The following day I was in the checkout queue at the supermarket. I could feel the addiction inside of me. It was this little tingling in my solar plexus. That was it. That was the full extent of the withdrawal symptoms, once the psychological craving was dealt with: a little tickle in my belly. I laughed quietly at the absurdity. I imagined a conversation with the checkout girl: “I’m withdrawing from nicotine and it’s really funny,” I thought, and laughed again.

Later I was in a newsagents. A teenaged girl came in and bought some cigarettes. I said, “You’ll be addicted to them for the rest of your life you know!” She looked at me as if I was an idiot.

It was all over for me.

So this is what I want to say to my friend: don’t give up giving up. If you’ve not had a cigarette, stay off them. If you’ve relapsed, stay strong. It’s a struggle. It will take a while. Get the Allen Carr book if you want. It helps. He’s a terrible writer, but every word he says is true. You need to clear away the psychological addiction. After that, once you see what a false friend it really is, once you’ve chased it down to its haunts in the labyrinth of the unconscious, once the conscious mind and the unconscious are in accord, it’s easy, even pleasurable.

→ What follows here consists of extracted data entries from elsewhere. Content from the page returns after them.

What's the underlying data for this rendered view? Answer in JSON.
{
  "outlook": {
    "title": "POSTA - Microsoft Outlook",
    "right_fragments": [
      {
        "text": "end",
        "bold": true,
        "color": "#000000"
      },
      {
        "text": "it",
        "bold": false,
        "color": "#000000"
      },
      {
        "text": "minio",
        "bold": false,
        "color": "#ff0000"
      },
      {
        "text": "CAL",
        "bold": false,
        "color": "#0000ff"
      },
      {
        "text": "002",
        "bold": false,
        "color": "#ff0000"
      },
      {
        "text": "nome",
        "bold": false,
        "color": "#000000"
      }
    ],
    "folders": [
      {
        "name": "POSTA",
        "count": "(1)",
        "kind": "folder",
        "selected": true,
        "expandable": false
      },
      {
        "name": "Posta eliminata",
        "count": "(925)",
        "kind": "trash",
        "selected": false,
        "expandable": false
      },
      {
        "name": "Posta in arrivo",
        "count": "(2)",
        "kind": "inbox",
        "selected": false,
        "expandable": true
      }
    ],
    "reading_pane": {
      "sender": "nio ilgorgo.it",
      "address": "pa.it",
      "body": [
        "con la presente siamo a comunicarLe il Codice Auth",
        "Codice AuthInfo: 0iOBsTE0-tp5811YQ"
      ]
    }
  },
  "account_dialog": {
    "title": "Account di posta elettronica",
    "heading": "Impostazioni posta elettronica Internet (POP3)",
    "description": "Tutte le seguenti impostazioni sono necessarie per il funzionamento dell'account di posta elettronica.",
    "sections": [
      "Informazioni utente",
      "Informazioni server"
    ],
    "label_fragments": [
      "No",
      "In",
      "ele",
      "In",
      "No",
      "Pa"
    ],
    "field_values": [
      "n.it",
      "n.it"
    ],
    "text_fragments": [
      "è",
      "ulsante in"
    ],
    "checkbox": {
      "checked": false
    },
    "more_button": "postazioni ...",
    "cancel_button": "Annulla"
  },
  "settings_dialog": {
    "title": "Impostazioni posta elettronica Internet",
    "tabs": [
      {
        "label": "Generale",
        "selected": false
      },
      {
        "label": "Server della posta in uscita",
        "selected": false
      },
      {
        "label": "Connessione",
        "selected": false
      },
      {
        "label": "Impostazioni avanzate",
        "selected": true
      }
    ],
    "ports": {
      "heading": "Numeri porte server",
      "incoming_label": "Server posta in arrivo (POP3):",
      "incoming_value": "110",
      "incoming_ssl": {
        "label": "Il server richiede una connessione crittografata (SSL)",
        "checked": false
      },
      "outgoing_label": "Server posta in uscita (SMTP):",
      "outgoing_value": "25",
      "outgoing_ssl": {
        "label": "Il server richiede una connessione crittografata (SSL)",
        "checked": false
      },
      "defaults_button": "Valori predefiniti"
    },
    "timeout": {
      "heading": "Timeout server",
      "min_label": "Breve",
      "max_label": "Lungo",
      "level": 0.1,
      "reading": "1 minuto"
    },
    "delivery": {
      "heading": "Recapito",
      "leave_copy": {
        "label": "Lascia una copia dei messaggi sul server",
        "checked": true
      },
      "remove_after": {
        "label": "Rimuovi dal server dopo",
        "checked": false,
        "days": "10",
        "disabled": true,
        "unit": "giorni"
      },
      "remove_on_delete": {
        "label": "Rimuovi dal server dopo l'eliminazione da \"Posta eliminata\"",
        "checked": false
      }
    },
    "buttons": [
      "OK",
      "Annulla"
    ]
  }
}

And then, maybe two months after you’ve had your last cigarette, you’ll be out in the fresh air one day. You’ll be drinking in that pure, clean, cool air like water, and it will be like the world has suddenly come alive. Not just you, the whole world. And you’ll know that you’ve been under a terrible gray cloud since you first started smoking, that the cloud has blown away at last, and that you are stepping into the sunlight, never to return again.